Tom Tancredo has been a tea partier since way before tea partying was even cool. So why are the tea party legions in Colorado so put out with Tancredo now? It might have something to do with the fact that Tancredo urged tea party leaders to work within the Republican Party then turned around and entered the governor’s race as a third party candidate, dashing the general election hopes of the GOP nominee, the tea party friendly Dan Maes.
Florida holds its primaries tomorrow. Evan McMorris-Santoro has the latest state of play in the Democratic race for U.S. Senate and the Republican race for governor. Interestingly, the big-spending gazillionaires in each race looked ready to run away with the party nominations a month ago, but the polling has shifted pretty dramatically and it’s not clear that those personal fortunes are necessarily going to be enough to get it done.
Karen Hughes, top Bush administration official and chief of outreach to the world’s Muslims, says she opposes the Cordoba House project, but doesn’t mention she thought enough of the Imam at the center of the controversy, Imam Feisal Abdul Rauf, to send him abroad as a spokesman for moderate Islam in America.
It’s hard to look at these numbers for the congressional generic ballot and think anything but that the GOP is moving into a break out phase heading into November …
Click the TPM icon for full-sized graph.
Late Update: TPM Reader VF notes that some of this ‘break out’ may simply be that we’re now in the window of time before the election in which many pollsters are moving from ‘registered voters’ to ‘likely voters’, a screen that is much more likely to pick up the enthusiasm gap. So it’s probably true that at least some of the change is simply an artifact of the changeover in polling methodology, rather than a true trend. Having said that, that doesn’t make the picture any prettier for Democrats. It would just suggest that we’re only now getting a true picture of the spot they’re in.

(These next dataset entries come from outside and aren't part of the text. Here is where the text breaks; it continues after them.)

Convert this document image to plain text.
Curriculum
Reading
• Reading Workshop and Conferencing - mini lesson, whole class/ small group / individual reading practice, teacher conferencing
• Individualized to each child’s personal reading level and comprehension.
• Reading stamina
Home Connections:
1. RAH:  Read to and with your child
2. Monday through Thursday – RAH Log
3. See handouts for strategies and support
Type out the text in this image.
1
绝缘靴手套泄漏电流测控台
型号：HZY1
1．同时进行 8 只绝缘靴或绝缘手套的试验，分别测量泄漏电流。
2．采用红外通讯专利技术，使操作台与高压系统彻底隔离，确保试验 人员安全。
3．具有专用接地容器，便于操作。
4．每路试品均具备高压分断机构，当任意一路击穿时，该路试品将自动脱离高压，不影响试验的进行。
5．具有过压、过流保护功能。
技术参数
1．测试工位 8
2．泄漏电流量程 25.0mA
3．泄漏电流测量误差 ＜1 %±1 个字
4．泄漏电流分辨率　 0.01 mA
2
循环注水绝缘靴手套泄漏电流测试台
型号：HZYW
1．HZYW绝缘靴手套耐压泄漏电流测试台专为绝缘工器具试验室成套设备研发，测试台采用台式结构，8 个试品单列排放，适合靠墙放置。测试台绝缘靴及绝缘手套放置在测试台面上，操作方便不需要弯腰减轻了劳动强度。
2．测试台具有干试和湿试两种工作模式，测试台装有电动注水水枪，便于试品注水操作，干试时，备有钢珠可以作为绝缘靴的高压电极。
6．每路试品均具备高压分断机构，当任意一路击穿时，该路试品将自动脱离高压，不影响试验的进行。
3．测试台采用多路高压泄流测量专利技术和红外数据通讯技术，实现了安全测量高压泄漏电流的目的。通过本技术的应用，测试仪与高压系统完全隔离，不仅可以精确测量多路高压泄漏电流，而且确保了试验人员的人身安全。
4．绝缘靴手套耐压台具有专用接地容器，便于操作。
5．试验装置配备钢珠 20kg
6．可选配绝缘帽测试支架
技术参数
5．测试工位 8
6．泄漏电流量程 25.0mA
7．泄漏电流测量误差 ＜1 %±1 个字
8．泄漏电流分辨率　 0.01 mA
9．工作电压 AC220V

Following up on the weekend’s discussion of books on the 9/11 attacks and why there seem to be so relatively few detailed and non-agenda-driven narrative histories of them, we heard from the author of one of the books that did get recommended: Terry McDermott, author of Perfect Soldiers. Here’s his take …
Regarding 9/11 books: I think the lack of books specifically about the event can be explained by one overwhelming fact: the reporting was damned near impossible. That is why the vast majority of the 1,000’s of books related to 9/11 are polemics of one kind or another.
It turns out the federally funded US Commission for International Religious Freedom is packed with people leading the fight against the Cordoba House project near Ground Zero.
Pics of Rod Blagojevich with Batman and punk-core porn models at a comics convention in Chicago over the weekend.
Rand Paul and Ron Paul come out on different sides of the Cordoba House/Mosque controversy. Quick hint: the one who calls the controversy “all about hate and Islamaphobia” isn’t the one running for Senate from Kentucky.